The ‘Neutral’ Mediator's Perennial Dilemma: To Intervene or Not to Intervene?
Queensland University of Technology Law and Justice Journal, Vol. 9, No. 1, pp. 26-43, 2009
18 Pages Posted: 26 May 2010 Last revised: 14 Sep 2011
Date Written: 2009
Abstract
This article explores the vexed question of whether or not a mediator’s intervention in the power relations of the disputants should be considered a sign of the mediator’s departure from their neutral role in the process. It argues that such intervention should not be seen as automatically breaching the mediator’s ‘neutral’ role because neutrality and power can only be appreciated as situated rather than fixed terms. By thinking of neutrality and power in this more nuanced manner, their meaning shifts from being understood in an absolute or universal sense to being dependent upon the individual parties and circumstances of the dispute.

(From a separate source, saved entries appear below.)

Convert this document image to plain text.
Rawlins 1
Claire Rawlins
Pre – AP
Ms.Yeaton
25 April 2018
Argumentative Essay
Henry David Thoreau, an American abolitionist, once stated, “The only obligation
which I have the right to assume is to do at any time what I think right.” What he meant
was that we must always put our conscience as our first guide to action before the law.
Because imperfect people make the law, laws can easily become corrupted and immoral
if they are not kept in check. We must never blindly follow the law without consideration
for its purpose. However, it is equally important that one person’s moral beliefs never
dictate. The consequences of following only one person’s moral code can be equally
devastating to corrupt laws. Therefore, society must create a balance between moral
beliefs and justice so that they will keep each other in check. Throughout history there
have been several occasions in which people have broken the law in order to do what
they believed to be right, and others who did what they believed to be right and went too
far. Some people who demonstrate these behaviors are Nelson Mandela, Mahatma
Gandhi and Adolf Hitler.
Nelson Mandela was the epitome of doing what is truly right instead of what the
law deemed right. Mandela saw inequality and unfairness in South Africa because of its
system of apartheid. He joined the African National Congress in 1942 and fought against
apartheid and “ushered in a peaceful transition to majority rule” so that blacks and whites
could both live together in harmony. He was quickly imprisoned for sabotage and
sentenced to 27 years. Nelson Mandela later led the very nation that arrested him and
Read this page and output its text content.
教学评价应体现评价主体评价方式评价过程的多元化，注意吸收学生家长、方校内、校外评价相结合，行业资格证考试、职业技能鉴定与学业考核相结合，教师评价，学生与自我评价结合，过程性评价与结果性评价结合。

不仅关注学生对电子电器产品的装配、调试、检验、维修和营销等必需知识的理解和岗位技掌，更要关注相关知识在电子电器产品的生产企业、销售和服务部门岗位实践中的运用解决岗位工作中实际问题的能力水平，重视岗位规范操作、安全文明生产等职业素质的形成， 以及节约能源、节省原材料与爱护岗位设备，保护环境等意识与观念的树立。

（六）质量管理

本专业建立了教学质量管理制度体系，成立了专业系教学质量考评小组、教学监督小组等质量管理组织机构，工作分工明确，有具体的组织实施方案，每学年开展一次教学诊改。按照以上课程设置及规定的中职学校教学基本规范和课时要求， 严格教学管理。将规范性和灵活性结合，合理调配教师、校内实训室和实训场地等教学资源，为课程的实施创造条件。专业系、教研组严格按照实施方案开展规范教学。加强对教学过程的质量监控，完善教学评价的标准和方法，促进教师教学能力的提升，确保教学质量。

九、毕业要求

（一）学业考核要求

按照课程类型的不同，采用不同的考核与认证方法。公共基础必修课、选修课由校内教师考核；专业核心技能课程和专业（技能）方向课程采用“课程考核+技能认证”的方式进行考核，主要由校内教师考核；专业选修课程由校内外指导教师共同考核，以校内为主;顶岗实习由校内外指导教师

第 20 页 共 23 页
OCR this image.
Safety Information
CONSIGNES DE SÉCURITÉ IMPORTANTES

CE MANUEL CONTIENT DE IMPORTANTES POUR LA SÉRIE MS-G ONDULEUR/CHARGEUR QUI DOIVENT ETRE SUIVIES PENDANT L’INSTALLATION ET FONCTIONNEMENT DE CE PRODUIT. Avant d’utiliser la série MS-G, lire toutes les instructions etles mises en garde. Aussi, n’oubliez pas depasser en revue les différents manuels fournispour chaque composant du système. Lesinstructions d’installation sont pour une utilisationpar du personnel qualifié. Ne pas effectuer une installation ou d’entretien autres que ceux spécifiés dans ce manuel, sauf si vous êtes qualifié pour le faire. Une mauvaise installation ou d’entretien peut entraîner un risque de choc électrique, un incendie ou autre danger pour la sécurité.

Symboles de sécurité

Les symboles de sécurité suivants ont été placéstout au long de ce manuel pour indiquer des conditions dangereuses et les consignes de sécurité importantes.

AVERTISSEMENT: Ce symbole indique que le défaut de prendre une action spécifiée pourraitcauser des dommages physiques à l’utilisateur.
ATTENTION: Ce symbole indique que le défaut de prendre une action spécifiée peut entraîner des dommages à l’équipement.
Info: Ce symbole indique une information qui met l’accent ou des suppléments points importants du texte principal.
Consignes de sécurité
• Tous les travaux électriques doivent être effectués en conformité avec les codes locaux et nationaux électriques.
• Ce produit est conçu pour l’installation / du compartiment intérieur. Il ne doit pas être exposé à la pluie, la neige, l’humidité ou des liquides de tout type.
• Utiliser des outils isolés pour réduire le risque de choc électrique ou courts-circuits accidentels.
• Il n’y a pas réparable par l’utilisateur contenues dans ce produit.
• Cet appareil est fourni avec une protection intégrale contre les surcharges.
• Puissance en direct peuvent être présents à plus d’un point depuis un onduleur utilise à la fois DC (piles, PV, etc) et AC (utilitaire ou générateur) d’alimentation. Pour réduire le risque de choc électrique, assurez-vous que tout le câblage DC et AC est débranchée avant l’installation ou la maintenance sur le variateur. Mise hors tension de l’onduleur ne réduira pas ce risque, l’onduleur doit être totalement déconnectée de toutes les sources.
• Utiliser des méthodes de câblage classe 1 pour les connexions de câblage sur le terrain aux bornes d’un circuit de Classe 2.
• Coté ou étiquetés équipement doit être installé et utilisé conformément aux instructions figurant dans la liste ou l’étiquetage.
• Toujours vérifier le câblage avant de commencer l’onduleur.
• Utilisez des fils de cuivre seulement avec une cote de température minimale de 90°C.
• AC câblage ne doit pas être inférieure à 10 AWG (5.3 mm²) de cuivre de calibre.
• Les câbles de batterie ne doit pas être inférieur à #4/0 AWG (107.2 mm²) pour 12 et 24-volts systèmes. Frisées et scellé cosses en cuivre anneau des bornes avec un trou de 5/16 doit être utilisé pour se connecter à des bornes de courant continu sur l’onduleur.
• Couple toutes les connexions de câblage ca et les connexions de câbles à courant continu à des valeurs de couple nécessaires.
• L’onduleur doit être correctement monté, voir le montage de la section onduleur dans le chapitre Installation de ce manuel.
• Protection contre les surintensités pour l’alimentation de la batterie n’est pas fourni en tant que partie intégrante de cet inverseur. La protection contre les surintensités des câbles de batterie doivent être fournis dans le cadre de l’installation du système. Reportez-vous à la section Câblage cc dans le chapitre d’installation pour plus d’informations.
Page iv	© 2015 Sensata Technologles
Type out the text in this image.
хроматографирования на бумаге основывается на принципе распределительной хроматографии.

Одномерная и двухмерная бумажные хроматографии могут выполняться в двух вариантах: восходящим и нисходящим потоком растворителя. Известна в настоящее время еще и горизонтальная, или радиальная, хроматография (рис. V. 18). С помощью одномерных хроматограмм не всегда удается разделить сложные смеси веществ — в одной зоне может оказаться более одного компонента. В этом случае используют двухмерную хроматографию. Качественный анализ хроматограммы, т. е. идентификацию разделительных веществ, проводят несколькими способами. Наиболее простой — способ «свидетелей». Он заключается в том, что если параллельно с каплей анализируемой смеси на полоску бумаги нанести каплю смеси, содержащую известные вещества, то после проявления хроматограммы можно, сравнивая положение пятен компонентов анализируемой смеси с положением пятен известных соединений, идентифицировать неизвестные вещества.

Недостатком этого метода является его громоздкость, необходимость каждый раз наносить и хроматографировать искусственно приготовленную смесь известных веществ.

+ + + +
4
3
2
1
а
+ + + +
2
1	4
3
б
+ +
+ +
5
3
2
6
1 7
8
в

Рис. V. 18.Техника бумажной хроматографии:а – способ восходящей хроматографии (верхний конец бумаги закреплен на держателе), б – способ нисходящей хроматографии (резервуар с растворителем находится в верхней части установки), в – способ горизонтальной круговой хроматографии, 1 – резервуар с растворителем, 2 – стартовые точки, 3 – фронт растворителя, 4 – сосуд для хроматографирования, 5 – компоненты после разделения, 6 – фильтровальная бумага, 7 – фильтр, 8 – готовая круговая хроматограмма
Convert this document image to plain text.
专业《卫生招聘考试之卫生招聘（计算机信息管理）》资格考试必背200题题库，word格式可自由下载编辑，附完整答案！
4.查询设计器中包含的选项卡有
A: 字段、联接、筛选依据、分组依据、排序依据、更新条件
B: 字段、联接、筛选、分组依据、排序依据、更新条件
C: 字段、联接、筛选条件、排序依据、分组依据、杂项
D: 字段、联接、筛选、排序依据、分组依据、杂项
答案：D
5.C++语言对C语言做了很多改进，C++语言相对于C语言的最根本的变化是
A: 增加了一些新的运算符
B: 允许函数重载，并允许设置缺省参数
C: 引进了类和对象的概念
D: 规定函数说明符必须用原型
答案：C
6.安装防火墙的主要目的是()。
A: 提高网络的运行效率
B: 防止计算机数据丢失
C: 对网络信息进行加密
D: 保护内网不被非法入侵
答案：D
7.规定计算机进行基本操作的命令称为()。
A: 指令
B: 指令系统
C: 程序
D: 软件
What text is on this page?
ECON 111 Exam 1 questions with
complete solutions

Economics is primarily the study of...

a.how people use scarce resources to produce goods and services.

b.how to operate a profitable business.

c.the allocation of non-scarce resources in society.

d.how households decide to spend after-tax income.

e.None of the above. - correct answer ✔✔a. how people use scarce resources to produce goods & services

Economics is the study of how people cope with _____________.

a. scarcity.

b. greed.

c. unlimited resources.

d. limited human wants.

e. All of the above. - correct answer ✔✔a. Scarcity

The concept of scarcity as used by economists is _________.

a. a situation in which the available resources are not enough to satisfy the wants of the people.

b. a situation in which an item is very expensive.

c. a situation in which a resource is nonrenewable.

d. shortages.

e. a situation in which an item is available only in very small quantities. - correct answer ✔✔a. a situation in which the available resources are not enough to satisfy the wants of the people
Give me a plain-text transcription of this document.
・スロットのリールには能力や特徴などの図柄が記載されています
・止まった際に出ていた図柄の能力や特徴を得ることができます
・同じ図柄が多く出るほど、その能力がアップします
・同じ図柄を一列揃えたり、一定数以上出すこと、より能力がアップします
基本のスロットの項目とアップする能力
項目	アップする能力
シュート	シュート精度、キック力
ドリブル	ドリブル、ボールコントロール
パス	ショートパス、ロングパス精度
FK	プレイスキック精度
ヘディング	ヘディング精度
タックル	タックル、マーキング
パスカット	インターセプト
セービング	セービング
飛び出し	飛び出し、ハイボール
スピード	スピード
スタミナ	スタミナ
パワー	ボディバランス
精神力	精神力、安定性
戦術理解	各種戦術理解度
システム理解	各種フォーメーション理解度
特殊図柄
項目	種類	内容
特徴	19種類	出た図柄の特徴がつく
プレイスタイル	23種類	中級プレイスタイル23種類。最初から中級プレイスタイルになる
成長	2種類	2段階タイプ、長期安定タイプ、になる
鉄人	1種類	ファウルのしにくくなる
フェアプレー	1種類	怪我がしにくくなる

Such a conceptualization of neutrality, influenced by postmodernism, would also give rise to the possibility of multiple meanings and truths being ascribed to the state of being ‘neutral’. The result of this is to open up a space for the mediator to legitimately intervene in the process to avert or subvert what the mediator sees as a potentially unfair process for one or more of the parties without the mediator necessarily relinquishing their neutral status.